YPF vows to deliver gas as Repsol cancels deliveries

Supporters of an oil nationalization bill proposed by Argentina's President Cristina Fernandez holds up flags reading in Spanish "Fight and return YPF" outside Congress The oil nationalisation has been popular with Ms Fernandez's supporters

Argentine oil firm YPF has vowed to keep providing gas supplies as the dispute over its forced nationalisation continues.

The firm said it will keep delivering liquefied natural gas (LNG) to customers, after Repsol decided to cancel deliveries.

YPF's controlling stake, owned by Spain's Repsol, was effectively seized by President Cristina Fernandez's government.

Spain has threatened to retaliate.

"There will be 5 million additional cubic metres per day" of LNG because of higher production and imports from Bolivia, YPF said.
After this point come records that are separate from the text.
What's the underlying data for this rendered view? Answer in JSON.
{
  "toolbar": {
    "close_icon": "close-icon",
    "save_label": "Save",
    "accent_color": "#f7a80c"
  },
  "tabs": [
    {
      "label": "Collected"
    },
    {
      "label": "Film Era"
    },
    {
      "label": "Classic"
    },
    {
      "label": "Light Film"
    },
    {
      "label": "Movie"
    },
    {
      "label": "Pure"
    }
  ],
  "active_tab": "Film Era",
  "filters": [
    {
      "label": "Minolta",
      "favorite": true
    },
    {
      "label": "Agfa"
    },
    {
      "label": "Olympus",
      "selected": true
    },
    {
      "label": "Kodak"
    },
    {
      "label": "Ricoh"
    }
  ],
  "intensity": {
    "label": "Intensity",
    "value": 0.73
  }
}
YPF produces about a third of Argentina's oil and a quarter of its gas.

Trade war brewing?

Last week, Argentina's Senate approved the controversial decision to nationalise YPF, a move that has been condemned by the European Union.

The EU's trade commissioner, Karel De Gucht, has said the EU would seek a settlement at the World Trade Organization, if necessary.

Argentina has taken 51% of YPF, wiping out Repsol's 57.4% majority stake.

Nationalising YPF

  • Spain's Repsol has hitherto owned 57.4% of shares with 25.5% belonging to Argentina's Petersen, 0.02% to the Argentine government and 17% traded on stock exchanges
  • The Argentine government proposes to seize 51% of the shares, all of which will be taken from Repsol's stake, leaving the Spanish firm with 6.4%
  • The expropriated shares will in turn be divided between the Argentine government and provincial governors
  • Following the expropriation, Petersen will retain its 25.5% stake and 17% of the shares will continue to be traded

Repsol executive chairman Antonio Brufau has said Argentina's move "will not remain unpunished" and it will seek $10.5bn (£6.5bn) in compensation.

The authorities in Argentina have accused YPF of not investing enough to increase output from its oil fields. Repsol replies that it invested $20bn in the country.

The company has been stripped of a number of leases, including in some of the biggest oil fields in the country.

President Fernandez's move against Repsol is popular among Argentines.

In November last year, YPF, which was privatised in 1993, announced a major find of 1 billion barrels of shale oil.

Argentina has some of the world's largest reserves of shale oil and gas.